PROBLEM LINK
Author : Ankit Sagwekar
Tester : Vikesh Tiwari
Editorialist : Ankit Sagwekar
DIFFICULTY
Easy
PREREQUISITES
basics,array,implementation
PROBLEM
Given two integers ‘m’ and ‘n’. Find the number of combinations of bit-size ‘n’ in which there are no ‘m’ consecutive ‘1’.
EXPLANATION
We are given with m and n. There are 3 cases for any given value of n and m
-
Case 1:
when n is less than m
for this the ans will be equal to ans=pow(2,n).eg: 3 2 all the 2 bit words i.e 00 01 10 11 will not have 3 consecutive 1 ,thus all of them are selected. -
Case 2: when n is equal to m
for this the ans will be equal to ans=pow(2,n)-1.eg: 3 3 all the 3 bit words i.e 000 001 010 011 100 101 110 111 out of which only one word will have 3 consecutive '1'. -
Case 3: when n is more than m
This test case needs some computation which we will see through eg.eg: 3 4 Here we first calculate for m n 3 3 = 7 3 2 = 4 3 1 = 2 then adding this ,we get for 3 4 as 7+4+2=13. here m=3 thus we calculate for 3 values and add them . eg:4 6 here we first calculate for m n 4 5 = 29 4 4 = 15 4 3 = 8 4 2 = 4 then adding this ,we get for 4 6 as 29+15+8+4=56. here m=4 thus we calculated for 4 values and add them .

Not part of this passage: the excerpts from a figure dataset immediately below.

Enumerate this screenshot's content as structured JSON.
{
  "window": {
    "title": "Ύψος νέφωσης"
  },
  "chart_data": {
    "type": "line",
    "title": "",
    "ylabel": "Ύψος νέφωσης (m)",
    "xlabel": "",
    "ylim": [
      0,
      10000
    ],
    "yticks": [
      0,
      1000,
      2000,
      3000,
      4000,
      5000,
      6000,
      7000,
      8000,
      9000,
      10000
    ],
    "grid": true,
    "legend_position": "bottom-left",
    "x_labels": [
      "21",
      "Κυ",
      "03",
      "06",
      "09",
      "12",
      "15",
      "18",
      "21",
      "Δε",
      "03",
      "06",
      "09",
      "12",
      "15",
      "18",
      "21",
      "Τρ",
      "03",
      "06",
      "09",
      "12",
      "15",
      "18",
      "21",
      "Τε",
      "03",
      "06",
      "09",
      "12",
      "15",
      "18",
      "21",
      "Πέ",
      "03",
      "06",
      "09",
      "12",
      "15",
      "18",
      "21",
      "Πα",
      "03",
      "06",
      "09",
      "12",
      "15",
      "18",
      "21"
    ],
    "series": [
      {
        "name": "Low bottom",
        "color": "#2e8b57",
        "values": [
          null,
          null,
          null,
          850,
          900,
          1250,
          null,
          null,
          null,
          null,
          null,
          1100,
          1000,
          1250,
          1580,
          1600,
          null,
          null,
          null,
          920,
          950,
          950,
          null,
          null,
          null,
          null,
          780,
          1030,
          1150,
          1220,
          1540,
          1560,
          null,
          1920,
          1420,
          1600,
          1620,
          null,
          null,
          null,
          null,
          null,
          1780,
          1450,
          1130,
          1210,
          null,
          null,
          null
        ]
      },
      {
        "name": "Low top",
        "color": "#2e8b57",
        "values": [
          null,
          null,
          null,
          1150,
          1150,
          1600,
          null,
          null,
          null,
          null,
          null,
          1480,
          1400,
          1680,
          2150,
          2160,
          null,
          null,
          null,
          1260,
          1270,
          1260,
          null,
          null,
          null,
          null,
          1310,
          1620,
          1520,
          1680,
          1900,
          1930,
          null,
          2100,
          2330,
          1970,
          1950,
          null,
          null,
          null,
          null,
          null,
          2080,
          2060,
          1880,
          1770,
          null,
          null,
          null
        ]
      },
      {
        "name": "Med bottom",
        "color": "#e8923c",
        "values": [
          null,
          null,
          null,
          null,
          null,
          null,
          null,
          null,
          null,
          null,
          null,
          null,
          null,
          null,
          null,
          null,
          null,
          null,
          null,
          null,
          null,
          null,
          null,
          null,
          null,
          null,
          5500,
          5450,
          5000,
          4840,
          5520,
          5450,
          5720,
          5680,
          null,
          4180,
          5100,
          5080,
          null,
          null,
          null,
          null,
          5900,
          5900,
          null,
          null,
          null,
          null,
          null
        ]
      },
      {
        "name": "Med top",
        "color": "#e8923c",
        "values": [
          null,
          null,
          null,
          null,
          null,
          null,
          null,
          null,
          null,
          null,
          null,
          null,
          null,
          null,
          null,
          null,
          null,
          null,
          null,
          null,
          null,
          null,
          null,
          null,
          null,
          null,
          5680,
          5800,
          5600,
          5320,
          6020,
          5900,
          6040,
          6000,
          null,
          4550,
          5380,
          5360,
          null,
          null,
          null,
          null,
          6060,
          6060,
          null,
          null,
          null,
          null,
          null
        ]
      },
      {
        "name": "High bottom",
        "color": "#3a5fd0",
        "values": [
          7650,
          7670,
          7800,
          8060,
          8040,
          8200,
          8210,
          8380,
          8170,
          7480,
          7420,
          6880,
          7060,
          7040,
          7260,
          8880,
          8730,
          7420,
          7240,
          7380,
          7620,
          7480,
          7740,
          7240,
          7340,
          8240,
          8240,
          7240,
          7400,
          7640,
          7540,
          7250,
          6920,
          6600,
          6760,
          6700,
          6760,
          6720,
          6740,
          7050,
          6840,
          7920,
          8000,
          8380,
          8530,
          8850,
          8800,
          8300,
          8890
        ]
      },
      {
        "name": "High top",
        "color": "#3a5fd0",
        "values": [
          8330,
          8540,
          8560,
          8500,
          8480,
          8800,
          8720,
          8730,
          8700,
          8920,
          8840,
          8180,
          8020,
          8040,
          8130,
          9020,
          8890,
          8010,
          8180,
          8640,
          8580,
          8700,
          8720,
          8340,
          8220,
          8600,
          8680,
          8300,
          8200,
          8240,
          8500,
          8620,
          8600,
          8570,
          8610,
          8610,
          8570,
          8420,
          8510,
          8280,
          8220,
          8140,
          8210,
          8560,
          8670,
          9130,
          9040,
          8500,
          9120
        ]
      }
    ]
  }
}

Note: for faster computation we can precompute all the values and can store them in 2-D matrix.
Complexity: (O(N^2.logN))
C++ Code
#include <stdio.h>
#include<math.h>
int main(void) {
// your code goes here
long long int t,n,m,i,j,k,a[15][105],l;
scanf("%lld",&t);
for(i=2;i<=10;i++)
for(j=1;j<=50;j++)
{
if(j<i)
a[i][j]=pow(2,j);
else if(j==i)
a[i][j]=pow(2,j)-1;
else
{
k=i;
l=j-1;
while(k>0)
{ k--;
a[i][j]+=a[i][l--];
}
}
}
/*
for(i=2;i<=10;i++)
{
for(j=1;j<=50;j++)
{
printf("%lld\t",a[i][j]);
}
printf("\n");
}
*/
// you can uncomment the above section to see all the precomputed values
while(t--)
{
scanf("%lld%lld",&m,&n);
printf("%lld\n",a[m][n]);
}
return 0;
}